Abstract

Replacement of the tracheal conduit remains a difficult and unresolved surgical problem. We present an experimental study of 20 pigs undergoing replacement of the cervical trachea using glutaraldehyde (n = 5), glycerol (n = 5), lyophilized (n = 5) and cryopreserved (n = 5) pretreated allogenic grafts (AGs). In the lyophilized group, a stainless steel spiral endoprosthesis was used as stent. A segment of native trachea measuring 3.2 +/- 0.3 cm (range: 1-5 cm) in length and 1.4 +/- 0.02 cm in diameter was resected and replaced with AGs measuring 3.8 +/- 0.2 cm in length and 1.4 +/- 0.2 cm in diameter. Neither immunosuppressive agents nor steroids were given. Animals were followed up with weekly bronchoscopy, and trachea and chest roentgenography. Those receiving glutaraldehyde AG (21.6 +/- 6.4 days) and lyophilized AG (19.5 +/- 7.8 days) had a longer survival than those receiving glycerol AG (6.8 +/- 0.3 days) and cryopreserved AG (5 +/- 0.5 days). At postmortem, grafts were examined grossly and with light microscopy.
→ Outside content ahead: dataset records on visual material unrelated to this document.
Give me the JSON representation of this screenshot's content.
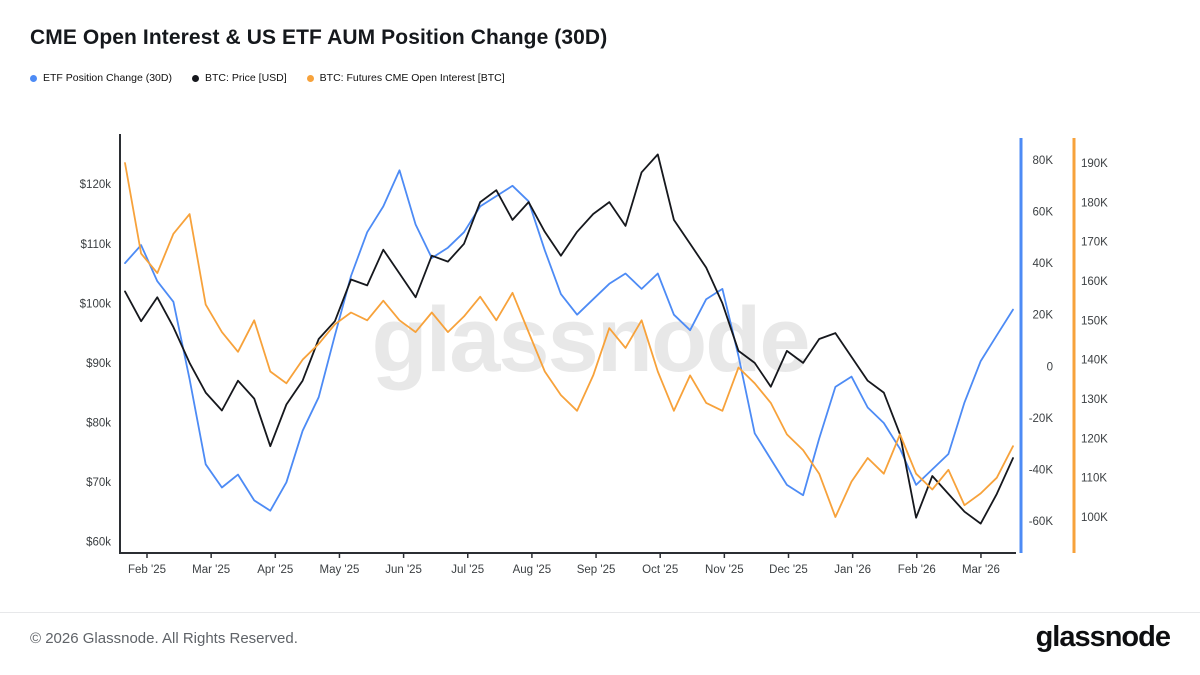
{
  "header": {
    "title": "CME Open Interest & US ETF AUM Position Change (30D)"
  },
  "legend": [
    {
      "label": "ETF Position Change (30D)",
      "color": "#4D8BF5"
    },
    {
      "label": "BTC: Price [USD]",
      "color": "#16181D"
    },
    {
      "label": "BTC: Futures CME Open Interest [BTC]",
      "color": "#F7A23B"
    }
  ],
  "watermark": "glassnode",
  "footer": {
    "copyright": "© 2026 Glassnode. All Rights Reserved.",
    "logo_text": "glassnode"
  },
  "chart_data": {
    "type": "line",
    "title": "CME Open Interest & US ETF AUM Position Change (30D)",
    "x_unit": "weekly samples, Feb 2025 – mid Mar 2026",
    "x_tick_labels": [
      "Feb '25",
      "Mar '25",
      "Apr '25",
      "May '25",
      "Jun '25",
      "Jul '25",
      "Aug '25",
      "Sep '25",
      "Oct '25",
      "Nov '25",
      "Dec '25",
      "Jan '26",
      "Feb '26",
      "Mar '26"
    ],
    "grid": false,
    "legend_position": "top-left",
    "axes": {
      "price": {
        "side": "left",
        "unit": "USD",
        "domain": [
          60000,
          127000
        ],
        "ticks": [
          {
            "value": 120000,
            "label": "$120k"
          },
          {
            "value": 110000,
            "label": "$110k"
          },
          {
            "value": 100000,
            "label": "$100k"
          },
          {
            "value": 90000,
            "label": "$90k"
          },
          {
            "value": 80000,
            "label": "$80k"
          },
          {
            "value": 70000,
            "label": "$70k"
          },
          {
            "value": 60000,
            "label": "$60k"
          }
        ]
      },
      "etf": {
        "side": "right-inner",
        "unit": "BTC",
        "color": "#4D8BF5",
        "domain": [
          -65000,
          83000
        ],
        "ticks": [
          {
            "value": 80000,
            "label": "80K"
          },
          {
            "value": 60000,
            "label": "60K"
          },
          {
            "value": 40000,
            "label": "40K"
          },
          {
            "value": 20000,
            "label": "20K"
          },
          {
            "value": 0,
            "label": "0"
          },
          {
            "value": -20000,
            "label": "-20K"
          },
          {
            "value": -40000,
            "label": "-40K"
          },
          {
            "value": -60000,
            "label": "-60K"
          }
        ]
      },
      "oi": {
        "side": "right-outer",
        "unit": "BTC",
        "color": "#F7A23B",
        "domain": [
          98000,
          192000
        ],
        "ticks": [
          {
            "value": 190000,
            "label": "190K"
          },
          {
            "value": 180000,
            "label": "180K"
          },
          {
            "value": 170000,
            "label": "170K"
          },
          {
            "value": 160000,
            "label": "160K"
          },
          {
            "value": 150000,
            "label": "150K"
          },
          {
            "value": 140000,
            "label": "140K"
          },
          {
            "value": 130000,
            "label": "130K"
          },
          {
            "value": 120000,
            "label": "120K"
          },
          {
            "value": 110000,
            "label": "110K"
          },
          {
            "value": 100000,
            "label": "100K"
          }
        ]
      }
    },
    "series": [
      {
        "id": "etf-position-change-30d",
        "name": "ETF Position Change (30D)",
        "axis": "etf",
        "color": "#4D8BF5",
        "values": [
          40000,
          47000,
          33000,
          25000,
          -5000,
          -38000,
          -47000,
          -42000,
          -52000,
          -56000,
          -45000,
          -25000,
          -12000,
          12000,
          35000,
          52000,
          62000,
          76000,
          55000,
          42000,
          46000,
          52000,
          62000,
          66000,
          70000,
          64000,
          45000,
          28000,
          20000,
          26000,
          32000,
          36000,
          30000,
          36000,
          20000,
          14000,
          26000,
          30000,
          4000,
          -26000,
          -36000,
          -46000,
          -50000,
          -28000,
          -8000,
          -4000,
          -16000,
          -22000,
          -32000,
          -46000,
          -40000,
          -34000,
          -14000,
          2000,
          12000,
          22000
        ]
      },
      {
        "id": "btc-price-usd",
        "name": "BTC: Price [USD]",
        "axis": "price",
        "color": "#16181D",
        "values": [
          102000,
          97000,
          101000,
          96000,
          90000,
          85000,
          82000,
          87000,
          84000,
          76000,
          83000,
          87000,
          94000,
          97000,
          104000,
          103000,
          109000,
          105000,
          101000,
          108000,
          107000,
          110000,
          117000,
          119000,
          114000,
          117000,
          112000,
          108000,
          112000,
          115000,
          117000,
          113000,
          122000,
          125000,
          114000,
          110000,
          106000,
          100000,
          92000,
          90000,
          86000,
          92000,
          90000,
          94000,
          95000,
          91000,
          87000,
          85000,
          78000,
          64000,
          71000,
          68000,
          65000,
          63000,
          68000,
          74000
        ]
      },
      {
        "id": "cme-futures-open-interest",
        "name": "BTC: Futures CME Open Interest [BTC]",
        "axis": "oi",
        "color": "#F7A23B",
        "values": [
          190000,
          167000,
          162000,
          172000,
          177000,
          154000,
          147000,
          142000,
          150000,
          137000,
          134000,
          140000,
          144000,
          149000,
          152000,
          150000,
          155000,
          150000,
          147000,
          152000,
          147000,
          151000,
          156000,
          150000,
          157000,
          147000,
          137000,
          131000,
          127000,
          136000,
          148000,
          143000,
          150000,
          137000,
          127000,
          136000,
          129000,
          127000,
          138000,
          134000,
          129000,
          121000,
          117000,
          111000,
          100000,
          109000,
          115000,
          111000,
          121000,
          111000,
          107000,
          112000,
          103000,
          106000,
          110000,
          118000
        ]
      }
    ]
  }
}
The cause of death was always airway obstruction, and the underlying processes were: 1) collapse due to cartilaginous microscopic necrosis in cryopreserved and glycerol AGs; 2) necrosis of allograft which crossed the spiral stent for lyophilized AGs; 3) granulation formation, tissue necrosis and anastomosis leakage in glutaraldehyde AGs. Results demonstrate that passage of necrotic tissue across the grafts represent the common failure denominator, making the different AGs studied unsuitable for long-segment tracheal replacement.